– Вы преувеличиваете! Она желает мне только счастья.
– Если ваше счастье служит ее славе! Что касается меня, монсеньор, то слава меня не интересует вовсе. Зато мне не хочется, чтобы победитель при Рокруа вдруг сделался испанцем, а мой брат – последний из славных Монморанси – заплатил бы своей головой за безмерную преданность вам. Но если случится такая беда, имейте в виду, в моем лице вы обретете непримиримого врага.
– А я-то полагал, что вы меня любите! Во всяком случае, так вы говорили!
– И могу повторить еще и еще: моя любовь в ваших руках. Все зависит от вас, монсеньор!
– В таком случае, положитесь на меня, я сделаю все возможное. Можем ли мы начать наши встречи уже с сегодняшнего дня?
– Да, но собираться мы будем как принято, по вечерам. Неурочный час придал бы нашим сборищам характер заговора.
– Но это и есть что-то вроде заговора. Разве нет?
– Да, но не обязательно кричать об этом со всех крыш. Приходите ближе к вечеру, и не все одновременно. Вспомните, как мы собирались когда-то в гостиной госпожи де Рамбуйе. Мы приходили туда, чтобы вместе провести время, послушать новые стихи наших поэтов, насладиться музыкой. Я позабочусь, чтобы музыка была приятной для слуха, ни слишком тихой, ни оглушительно громкой – мягким фоном для нашей беседы.
– Мне нравится ваша идея, хотя трудно поверить в невинный вечер, если нет обворожительных женщин…
– Не буду возражать, если вы пригласите, например, Мадемуазель – дочь герцога Орлеанского. Она горит желанием выказать вам свою преданность, особенно в те дни, когда здоровье вашей супруги внушает беспокойство. Не прилагая больших усилий, она уже чувствует себя принцессой де Конде.
– Я думал, вы ее терпеть не можете… Хотя, слушая вас…
– Терпеть не могу? Ничего подобного! Это она меня терпеть не может. А точнее, никак не может решить любить меня или ненавидеть. С одной стороны, ей нравится видеться со мной, болтать, пощипывать других, шутить, остроумничать, а с другой – отзывается она обо мне всегда плохо и уничижительно.
– Да, так оно и есть. Причина в том, что вы обольстительны, а она точь-в-точь швейцарец королевской гвардии, и ничего тут не поделаешь!

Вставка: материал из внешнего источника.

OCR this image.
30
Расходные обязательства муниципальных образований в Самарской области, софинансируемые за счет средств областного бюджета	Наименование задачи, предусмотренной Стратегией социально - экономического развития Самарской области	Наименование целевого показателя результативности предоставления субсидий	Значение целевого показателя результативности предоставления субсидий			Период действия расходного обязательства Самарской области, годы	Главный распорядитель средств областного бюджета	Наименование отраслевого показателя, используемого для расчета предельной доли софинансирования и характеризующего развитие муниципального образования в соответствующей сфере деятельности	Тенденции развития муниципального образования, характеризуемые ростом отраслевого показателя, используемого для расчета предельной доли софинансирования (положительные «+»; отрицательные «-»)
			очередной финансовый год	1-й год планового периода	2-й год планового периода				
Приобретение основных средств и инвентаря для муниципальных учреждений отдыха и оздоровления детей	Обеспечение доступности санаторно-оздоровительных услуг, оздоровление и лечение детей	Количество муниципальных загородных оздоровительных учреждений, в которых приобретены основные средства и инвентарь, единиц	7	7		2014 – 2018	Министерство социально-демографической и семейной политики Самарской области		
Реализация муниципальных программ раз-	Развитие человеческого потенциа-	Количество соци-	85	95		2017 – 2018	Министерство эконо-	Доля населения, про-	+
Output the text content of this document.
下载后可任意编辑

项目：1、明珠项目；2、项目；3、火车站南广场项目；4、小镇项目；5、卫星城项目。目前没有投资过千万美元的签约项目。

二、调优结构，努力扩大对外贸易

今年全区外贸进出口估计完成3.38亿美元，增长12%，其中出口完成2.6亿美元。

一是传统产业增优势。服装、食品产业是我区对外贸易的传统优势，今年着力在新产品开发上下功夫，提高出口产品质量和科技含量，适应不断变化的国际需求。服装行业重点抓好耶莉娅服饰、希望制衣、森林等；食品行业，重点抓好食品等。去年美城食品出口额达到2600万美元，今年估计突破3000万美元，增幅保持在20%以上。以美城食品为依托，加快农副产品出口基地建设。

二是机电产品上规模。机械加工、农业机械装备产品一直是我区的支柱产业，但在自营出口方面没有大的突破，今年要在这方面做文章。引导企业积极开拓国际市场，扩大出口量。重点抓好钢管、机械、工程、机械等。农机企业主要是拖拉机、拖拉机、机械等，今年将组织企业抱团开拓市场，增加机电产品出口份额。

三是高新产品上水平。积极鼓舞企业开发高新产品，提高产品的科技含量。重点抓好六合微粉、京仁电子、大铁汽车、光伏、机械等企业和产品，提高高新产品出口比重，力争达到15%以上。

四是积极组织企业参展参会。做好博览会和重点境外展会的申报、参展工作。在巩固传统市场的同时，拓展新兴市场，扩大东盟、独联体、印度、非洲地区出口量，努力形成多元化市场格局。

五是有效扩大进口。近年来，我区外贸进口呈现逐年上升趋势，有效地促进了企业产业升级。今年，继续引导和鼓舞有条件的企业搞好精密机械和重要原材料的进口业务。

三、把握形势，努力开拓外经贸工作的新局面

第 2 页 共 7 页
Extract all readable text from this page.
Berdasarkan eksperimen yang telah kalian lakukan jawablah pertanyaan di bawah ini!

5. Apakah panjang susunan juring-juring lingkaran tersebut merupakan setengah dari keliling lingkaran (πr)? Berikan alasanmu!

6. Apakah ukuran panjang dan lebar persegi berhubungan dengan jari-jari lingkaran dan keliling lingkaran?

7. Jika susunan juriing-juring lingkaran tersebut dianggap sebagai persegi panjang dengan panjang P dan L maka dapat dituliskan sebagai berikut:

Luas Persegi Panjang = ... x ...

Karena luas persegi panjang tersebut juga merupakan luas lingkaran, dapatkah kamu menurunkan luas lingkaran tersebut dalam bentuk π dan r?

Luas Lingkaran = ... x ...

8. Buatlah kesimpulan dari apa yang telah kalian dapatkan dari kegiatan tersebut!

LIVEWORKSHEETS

– Швейцарец она или не швейцарец, но пригласите ее. Она охотно согласится и будет представлять здесь своего отца. Полагаю, что Месье по-прежнему остается одним из ваших? После совершеннолетия короля он перестал быть королевским наместником и, думаю, очень этим огорчен, хотя не показывает виду. Если вам нужны еще дамы, то, пожалуйста, – госпожа де Бриенн, по-прежнему близкая подруга королевы, и моя подруга Мари де Сен-Совёр охотно составят нам компанию. Они обе умные женщины и не страдают склонностью к шпионажу. Если хотите, я приглашу их сегодня вечером.
– Сегодня вечером? Нет… Пожалейте меня, Изабель, и позвольте вернуться одному. Мне нужно столько сказать вам!
– Того, о чем говорится только в ночной темноте?
– Не только! Я могу говорить вам о любви всегда и…
– Покажите ваши руки. – Она развязала бант ночной рубашки и обнажила плечо с синяками и следом от укуса. – Если завтра прибавится хоть один синяк, один-единственный, мы не увидимся больше никогда в жизни. Мне двадцать пять лет, и я обожаю танцевать на балах. Если вы собираетесь обречь меня на высокие воротники и допотопные брыжи, то лучше простимся сразу без долгих слов.
Вид у Конде сразу стал таким несчастным, что у Изабель не хватило духу продолжать ему выговаривать.
– Хорошо, я согласна, сегодня вечером приходите один. Я пошлю слугу на чердак, пусть посмотрит, не сохранилась ли там какая-нибудь кольчуга.